= God Didn't Give Me a Week's Notice =

2001 film by Richard Dailey

God Didn't Give Me a Week's Notice is a 15-minute documentary by Richard Dailey about Margaret Holloway, also known as "The Shakespeare Lady" of New Haven, Connecticut.

Richard Dailey attended Bennington College at the same time as Margaret Holloway. He was three years behind her and their acquaintance was casual. She was very talented and well known on campus. When he found that she was homeless and performing for tips on Whitney Ave in New Haven, Connecticut, he asked if he could record her performances and she agreed. He and Holloway worked two weeks to produce a 15-minute documentary. He then spent the next six months editing the material from his home in Paris.

As reported in the Yale Daily News, December 7, 2001:

Set to jazzy music, the film features Holloway dramatically reciting several pieces from Euripides, Shakespeare and Chaucer.

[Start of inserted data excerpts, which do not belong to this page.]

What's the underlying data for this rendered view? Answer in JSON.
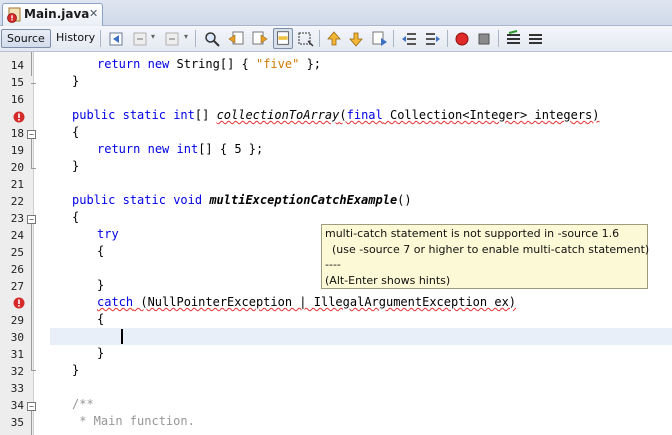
{
  "tab": {
    "title": "Main.java",
    "close": "✕"
  },
  "toolbar": {
    "source_label": "Source",
    "history_label": "History"
  },
  "gutter": {
    "line_numbers": [
      "14",
      "15",
      "16",
      "18",
      "19",
      "20",
      "21",
      "22",
      "23",
      "24",
      "25",
      "26",
      "27",
      "29",
      "30",
      "31",
      "32",
      "33",
      "34",
      "35"
    ]
  },
  "code": {
    "l14a": "return",
    "l14b": " ",
    "l14c": "new",
    "l14d": " String[] { ",
    "l14e": "\"five\"",
    "l14f": " };",
    "l15": "}",
    "l18a": "public",
    "l18b": " ",
    "l18c": "static",
    "l18d": " ",
    "l18e": "int",
    "l18f": "[] ",
    "l18g": "collectionToArray",
    "l18h": "(",
    "l18i": "final",
    "l18j": " Collection<Integer> integers)",
    "l19": "{",
    "l20a": "return",
    "l20b": " ",
    "l20c": "new",
    "l20d": " ",
    "l20e": "int",
    "l20f": "[] { 5 };",
    "l21": "}",
    "l23a": "public",
    "l23b": " ",
    "l23c": "static",
    "l23d": " ",
    "l23e": "void",
    "l23f": " ",
    "l23g": "multiExceptionCatchExample",
    "l23h": "()",
    "l24": "{",
    "l25": "try",
    "l26": "{",
    "l27": "}",
    "l29a": "catch",
    "l29b": " (NullPointerException | IllegalArgumentException ex)",
    "l30": "{",
    "l32": "}",
    "l33": "}",
    "l34": "/**",
    "l35": " * Main function."
  },
  "tooltip": {
    "line1": "multi-catch statement is not supported in -source 1.6",
    "line2": "  (use -source 7 or higher to enable multi-catch statement)",
    "line3": "----",
    "line4": "(Alt-Enter shows hints)"
  }
}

Dailey also recorded Margaret speaking about her life. Interspersed through the documentary are candid and telling stills of Holloway in various locations in New Haven.

Dailey made a handshake agreement with Holloway that any revenue produced by the film would be divided equally between the two of them. The Yale Daily News reported that the Dec. 9 2001 benefit screening at York Square Cinemas on Broadway was an exception. All of the proceeds from that show would be donated to Holloway. It is unknown how much money was raised.

In the documentary, lines from Holloway's 1980 thesis run sporadically across the bottom of the screen.

"Many artists have aspired to a theater of hunger," Holloway wrote.

"Many were imprisoned, driven insane, etc. These artists know that there is no separation between the quest toward a theater of hunger and a quest toward a way of life. We continue in this quest."